Dedicated cache servers#
In the dedicated cache servers method, we separate the application and web servers from the cache servers.
The advantages of using dedicated cache servers are the following:
- There’s flexibility in terms of hardware choices for each functionality.
- It’s possible to scale web/application servers and cache servers separately.
Apart from the advantages above, working as a standalone caching service enables other microservices to benefit from them—for example, Cache as a Service. In that case, the caching system will have to be aware of different applications so that their data doesn’t collide.
Co-located cache#
The co-located cache embeds cache and service functionality within the same host.
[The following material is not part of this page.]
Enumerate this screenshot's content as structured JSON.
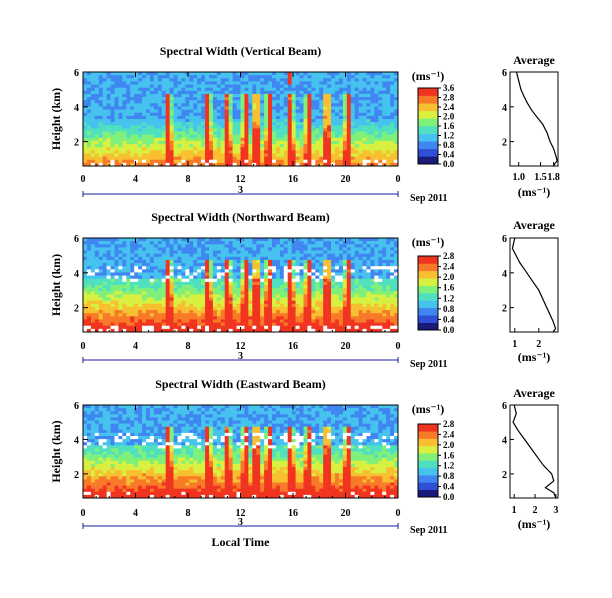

The main advantage of this strategy is the reduction in CAPEX and OPEX of extra hardware. Furthermore, with the scaling of one service, automatic scaling of the other service is obtained. However, the failure of one machine will result in the loss of both services simultaneously.
Cache client#
We discussed that the hash functions should be used for the selection of cache servers. But what entity performs these hash calculations?
A cache client is a piece of code residing in hosting servers that do (hash) computations to store and retrieve data in the cache servers. Also, cache clients may coordinate with other system components like monitoring and configuration services. All cache clients are programmed in the same way so that the same PUT, and GET operations from different clients return the same results. Some of the characteristics of cache clients are the following:
- Each cache client will know about all the cache servers.
- All clients can use well-known transport protocols like TCP or UDP to talk to the cache servers.
Point to Ponder
Question
What will be the behavior of cache clients to an access request if one of the cache servers is dead?
Since the data within the cache servers will no longer be available, cache clients will mark that access request as a cache miss.
Conclusion#
In this lesson, we learned what distributed caches are and highlighted their significance in distributed systems. We also discussed different storage and eviction mechanisms for caches. Caches are vital for any distributed system and are located at different points within the design of a system. It’s important to understand how distributed caches can be designed as part of a large system.